The words have a similar ring when they talk of the hoped-for shopping center. The Rte. 1 corridor is zoned for such development, but developers, county planners and supervisors say one is unlikely.

"The density of the area is too low to support that type of development," says supervisor Joe Alexander of Lee District. "There aren't the sewer hook-ups necessary and the county has no plans to put them in."

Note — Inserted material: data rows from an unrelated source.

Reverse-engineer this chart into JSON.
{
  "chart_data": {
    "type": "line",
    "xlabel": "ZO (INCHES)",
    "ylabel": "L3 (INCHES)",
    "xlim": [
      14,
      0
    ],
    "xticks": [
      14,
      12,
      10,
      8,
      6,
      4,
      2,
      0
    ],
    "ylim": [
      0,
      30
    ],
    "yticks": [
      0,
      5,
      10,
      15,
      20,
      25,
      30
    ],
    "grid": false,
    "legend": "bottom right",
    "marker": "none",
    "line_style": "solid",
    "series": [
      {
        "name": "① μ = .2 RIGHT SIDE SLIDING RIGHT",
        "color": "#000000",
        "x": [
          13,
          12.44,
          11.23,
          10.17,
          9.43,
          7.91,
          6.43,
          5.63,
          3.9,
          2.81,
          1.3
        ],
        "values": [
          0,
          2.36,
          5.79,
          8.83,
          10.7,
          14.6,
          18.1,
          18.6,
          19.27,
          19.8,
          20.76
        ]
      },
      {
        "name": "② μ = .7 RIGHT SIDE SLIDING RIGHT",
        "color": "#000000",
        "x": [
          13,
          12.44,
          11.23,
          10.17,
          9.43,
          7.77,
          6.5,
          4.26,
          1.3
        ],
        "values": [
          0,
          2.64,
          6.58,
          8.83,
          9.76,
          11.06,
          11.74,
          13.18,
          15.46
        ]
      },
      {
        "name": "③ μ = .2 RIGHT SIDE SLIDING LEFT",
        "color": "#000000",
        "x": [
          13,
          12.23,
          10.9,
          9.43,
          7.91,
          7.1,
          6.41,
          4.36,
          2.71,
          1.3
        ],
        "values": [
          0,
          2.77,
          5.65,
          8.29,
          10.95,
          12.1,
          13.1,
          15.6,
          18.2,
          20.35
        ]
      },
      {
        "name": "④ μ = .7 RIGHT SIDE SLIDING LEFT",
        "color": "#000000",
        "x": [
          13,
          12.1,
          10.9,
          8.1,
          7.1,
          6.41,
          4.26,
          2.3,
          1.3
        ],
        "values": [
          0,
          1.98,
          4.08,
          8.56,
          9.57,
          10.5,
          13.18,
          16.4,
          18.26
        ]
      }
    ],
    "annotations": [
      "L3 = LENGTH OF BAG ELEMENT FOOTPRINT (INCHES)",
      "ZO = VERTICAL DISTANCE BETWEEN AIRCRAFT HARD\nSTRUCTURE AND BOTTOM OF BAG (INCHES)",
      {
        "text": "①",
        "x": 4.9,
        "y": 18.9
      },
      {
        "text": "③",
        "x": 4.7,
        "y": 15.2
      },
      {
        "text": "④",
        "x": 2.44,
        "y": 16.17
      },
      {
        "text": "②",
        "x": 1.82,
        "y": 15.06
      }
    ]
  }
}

"There is too much competition from the north with the Rte. 1 corridor, and from the shopping areas in Woodbridge, Burke and Springfield," says county planner John Larsen. "A shopping area wouldn't be viable."

Even officials of the Gene B. Glick Management Corporation, Indianapolis-based builders of the area's only apartment complex, agree. There are about 300 units at their garden-apartment complex, The Woods of Fairfax, and 300 more are planned. But, one Glick spokesman says, "We're not looking at magnificent growth in the area . . . We expect a return on our investment in maybe 30 years."

"We're appealing to the people who don't want to live in the city or even the suburbs," said Fern Wittig, sales manager of the 106-unit Pohick Square town house complex across Lorton Road from the apartments. "They can buy three bedrooms here for $65,000. There's no intention for anything more in the way of development to be here."

Some residents of Lorton, particularly the newcomers, believe that will do just fine.

David Pitkins moved to Pohick Square with his wife and son in May. A student at the Capitol Seminary in Lanham, he commutes 70 miles a day and doesn't mind a bit. He used to live in Riverdale. "We were constantly harassed by fire trucks, police sirens and noise," he says.

A battery was stolen from his car, the gas siphoned out, and a rock was thrown through his window in Riverdale. Then someone broke in and stole his silver dollars. So the Pitkins moved -- "out here where it's like another country," David said.

"Not having any of those conveniences is a damn good reason for a lot of us to live here," says Dodge, the retired engineer. But then Dodge frowns. His wife, Virginia, doesn't drive, and when he was hospitalized for a week at Fairfax County General last year, she spent $500 on taxi fares back and forth.

"It would be nice," Dodge says on second thought, "if they had a bus running out here."